Doug Schneider, an attorney and Democratic district leader, is well known in Park Slope as a member of Congregation Beth Elohim, Park Slope’s largest synagogue, and through being a trustee of the Park Slope Civic Council, which organized the candidate forum.
Also in the race are Mamnun Haq, a co-founder of the New York Taxi Workers Alliance; and Jessica Simmons, a former school principal.
At the forum on Sunday, the candidates responded in consistent “Yes, and” fashion to questions about housing, development, historic preservation and education.
Hanif, who has the endorsement of the Working Families Party, noted that she would be the council’s first Muslim woman member if elected, and earned several instances of applause when rallying the attendees to their progressive values. She argued that the district, which has no public housing developments, needs to include NYCHA in its development plans.

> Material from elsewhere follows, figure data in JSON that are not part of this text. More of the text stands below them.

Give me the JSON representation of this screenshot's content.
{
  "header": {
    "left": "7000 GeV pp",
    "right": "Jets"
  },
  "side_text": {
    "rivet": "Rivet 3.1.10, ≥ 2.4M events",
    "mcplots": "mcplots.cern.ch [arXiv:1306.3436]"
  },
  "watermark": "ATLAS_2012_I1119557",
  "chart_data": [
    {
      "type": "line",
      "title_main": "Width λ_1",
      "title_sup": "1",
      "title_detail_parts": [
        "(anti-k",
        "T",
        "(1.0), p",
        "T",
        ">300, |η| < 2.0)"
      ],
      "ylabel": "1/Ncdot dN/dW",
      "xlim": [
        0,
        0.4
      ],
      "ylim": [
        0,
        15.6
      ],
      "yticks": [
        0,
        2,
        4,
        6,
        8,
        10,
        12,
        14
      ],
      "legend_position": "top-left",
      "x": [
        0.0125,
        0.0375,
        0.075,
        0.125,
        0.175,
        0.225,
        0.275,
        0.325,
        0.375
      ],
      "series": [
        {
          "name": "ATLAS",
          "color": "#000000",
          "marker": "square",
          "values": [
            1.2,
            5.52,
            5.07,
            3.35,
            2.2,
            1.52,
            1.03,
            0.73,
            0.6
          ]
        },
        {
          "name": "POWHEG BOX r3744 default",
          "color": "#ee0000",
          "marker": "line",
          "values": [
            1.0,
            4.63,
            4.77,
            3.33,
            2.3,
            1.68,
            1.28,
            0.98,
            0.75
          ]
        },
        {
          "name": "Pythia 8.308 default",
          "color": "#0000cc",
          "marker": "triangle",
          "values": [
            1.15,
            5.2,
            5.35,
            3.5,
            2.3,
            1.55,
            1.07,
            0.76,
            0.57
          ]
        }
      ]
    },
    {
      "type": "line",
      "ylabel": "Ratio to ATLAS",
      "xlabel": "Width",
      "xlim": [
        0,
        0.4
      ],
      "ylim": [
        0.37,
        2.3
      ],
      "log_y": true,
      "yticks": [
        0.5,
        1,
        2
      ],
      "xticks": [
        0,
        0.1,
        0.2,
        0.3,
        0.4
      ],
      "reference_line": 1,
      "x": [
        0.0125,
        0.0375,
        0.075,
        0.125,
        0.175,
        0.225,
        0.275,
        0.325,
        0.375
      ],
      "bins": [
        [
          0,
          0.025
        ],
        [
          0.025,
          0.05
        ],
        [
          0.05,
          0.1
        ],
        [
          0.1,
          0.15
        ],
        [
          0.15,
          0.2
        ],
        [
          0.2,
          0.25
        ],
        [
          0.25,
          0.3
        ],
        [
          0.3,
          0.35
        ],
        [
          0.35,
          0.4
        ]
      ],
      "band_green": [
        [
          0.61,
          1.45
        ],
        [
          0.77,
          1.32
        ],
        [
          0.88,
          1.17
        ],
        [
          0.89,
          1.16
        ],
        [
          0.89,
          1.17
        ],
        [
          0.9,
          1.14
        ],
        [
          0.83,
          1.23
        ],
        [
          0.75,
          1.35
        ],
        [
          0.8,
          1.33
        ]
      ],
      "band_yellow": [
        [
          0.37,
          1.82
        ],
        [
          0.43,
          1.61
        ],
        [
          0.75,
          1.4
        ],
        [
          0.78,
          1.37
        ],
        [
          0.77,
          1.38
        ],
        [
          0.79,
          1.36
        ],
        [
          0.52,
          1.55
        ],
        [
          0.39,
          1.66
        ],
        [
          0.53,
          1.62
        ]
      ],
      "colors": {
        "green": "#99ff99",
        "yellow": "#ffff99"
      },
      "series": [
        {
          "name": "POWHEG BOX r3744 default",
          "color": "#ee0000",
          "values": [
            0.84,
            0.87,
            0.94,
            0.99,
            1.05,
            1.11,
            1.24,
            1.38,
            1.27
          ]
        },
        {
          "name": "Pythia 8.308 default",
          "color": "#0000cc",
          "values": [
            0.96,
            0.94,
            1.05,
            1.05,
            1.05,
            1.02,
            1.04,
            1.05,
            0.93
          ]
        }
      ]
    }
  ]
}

West, who was endorsed by the Democratic Socialists of America, described himself as a one-time aspiring policy insider who was frustrated by opacity in city government. He earned his largest rounds of applause after suggesting the city import European rules that discourage landlords from sitting on empty commercial space and enforce affordable housing in new developments.
Schneider was the only candidate to go on the offensive, accusing Hanif of reversing her position on an issue of top importance to some in attendance: whether to expand, for a third time, the Park Slope Historic District. Hanif did not respond directly to Schneider, instead calling for the district to double down on "equity."

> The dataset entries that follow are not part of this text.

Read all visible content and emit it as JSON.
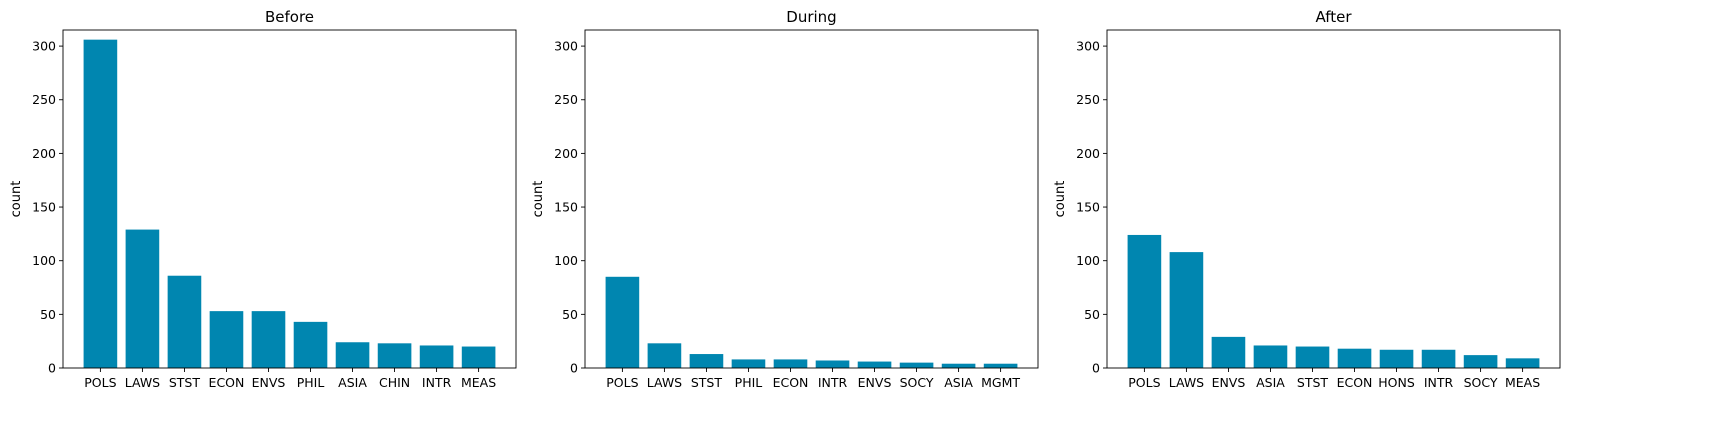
{
  "figure": {
    "bar_color": "#0086B0"
  },
  "chart_data": [
    {
      "type": "bar",
      "title": "Before",
      "xlabel": "",
      "ylabel": "count",
      "ylim": [
        0,
        315
      ],
      "yticks": [
        0,
        50,
        100,
        150,
        200,
        250,
        300
      ],
      "categories": [
        "POLS",
        "LAWS",
        "STST",
        "ECON",
        "ENVS",
        "PHIL",
        "ASIA",
        "CHIN",
        "INTR",
        "MEAS"
      ],
      "values": [
        306,
        129,
        86,
        53,
        53,
        43,
        24,
        23,
        21,
        20
      ]
    },
    {
      "type": "bar",
      "title": "During",
      "xlabel": "",
      "ylabel": "count",
      "ylim": [
        0,
        315
      ],
      "yticks": [
        0,
        50,
        100,
        150,
        200,
        250,
        300
      ],
      "categories": [
        "POLS",
        "LAWS",
        "STST",
        "PHIL",
        "ECON",
        "INTR",
        "ENVS",
        "SOCY",
        "ASIA",
        "MGMT"
      ],
      "values": [
        85,
        23,
        13,
        8,
        8,
        7,
        6,
        5,
        4,
        4
      ]
    },
    {
      "type": "bar",
      "title": "After",
      "xlabel": "",
      "ylabel": "count",
      "ylim": [
        0,
        315
      ],
      "yticks": [
        0,
        50,
        100,
        150,
        200,
        250,
        300
      ],
      "categories": [
        "POLS",
        "LAWS",
        "ENVS",
        "ASIA",
        "STST",
        "ECON",
        "HONS",
        "INTR",
        "SOCY",
        "MEAS"
      ],
      "values": [
        124,
        108,
        29,
        21,
        20,
        18,
        17,
        17,
        12,
        9
      ]
    }
  ]
}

There are otherwise few policy differences between the candidates: They all oppose a proposed plan to rezone a large area in Gowanus, though for different reasons, and stress the importance of adding protections for small businesses to the district.
“You can’t find the ideological differences between the major candidates in this district without an electron microscope,” Stavisky said. “The question is, who is best able to convince their constituents that they can execute those priorities.”

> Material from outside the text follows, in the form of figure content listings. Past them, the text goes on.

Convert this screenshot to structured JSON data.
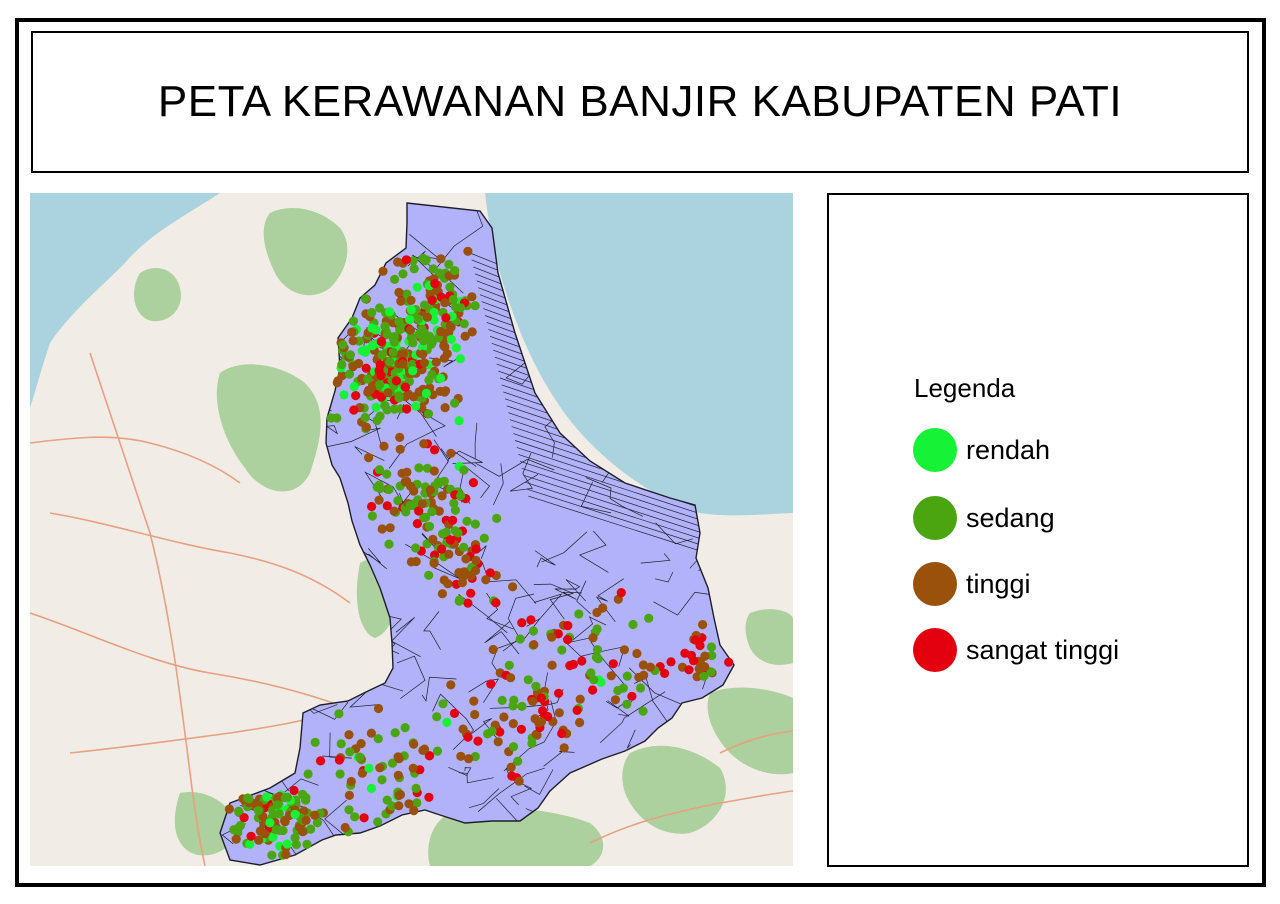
{
  "title": "PETA KERAWANAN BANJIR KABUPATEN PATI",
  "legend": {
    "title": "Legenda",
    "items": [
      {
        "label": "rendah",
        "color": "#16f235"
      },
      {
        "label": "sedang",
        "color": "#4aa510"
      },
      {
        "label": "tinggi",
        "color": "#99510b"
      },
      {
        "label": "sangat tinggi",
        "color": "#e3000f"
      }
    ]
  },
  "colors": {
    "sea": "#aad3df",
    "land": "#f1ede6",
    "forest": "#add19e",
    "region_fill": "#b2b2fa",
    "region_border": "#1e1e2a",
    "road": "#e8a080"
  }
}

‘This is a different election’
One potential wild card in the race is the support of the Orthodox families that live in the northern edge of Borough Park, one of the city’s most densely Hasidic neighborhoods. Voters in that community typically mark down candidates endorsed by their rabbinic leaders.
Ezra Friedlander, a Hasidic lobbyist who lives in the district, said he is voting for Hanif because she signaled to him an understanding of the nuances of Orthodox Jewish life, which Friedlander attributed to her being raised as a religious Muslim.
“She understood the financial hardship that entails, she understands kosher food,” he said. “You’re talking about someone who doesn't need a textbook to understand the lifestyle challenges for an Orthodox Jewish family.”
Schneider also has connections to Borough Park through family and friends, putting him in contention for rabbinic endorsements, which have not been released for the race.
So far, residents say, no one candidate has made their progressive pitches better than the rest.
“I don't think anyone’s broken through yet,” said Ezana Bocresion, the president of the Cobble Hill Association.
Yet residents say they have rarely seen such intensity in a council race, which they only expect to build into June.
“People are trying to get the vote out, people are knocking on doors, people are putting pamphlets under doors,” Bocresion said. “You get a sense that this is a different election. New York City is undergoing a lot of change, and you feel that.”
Editor's note: A previous version of this article misstated the name of the group that organized the candidate forum. It is the Park Slope Civic Council, not the Park Slope Civic Center.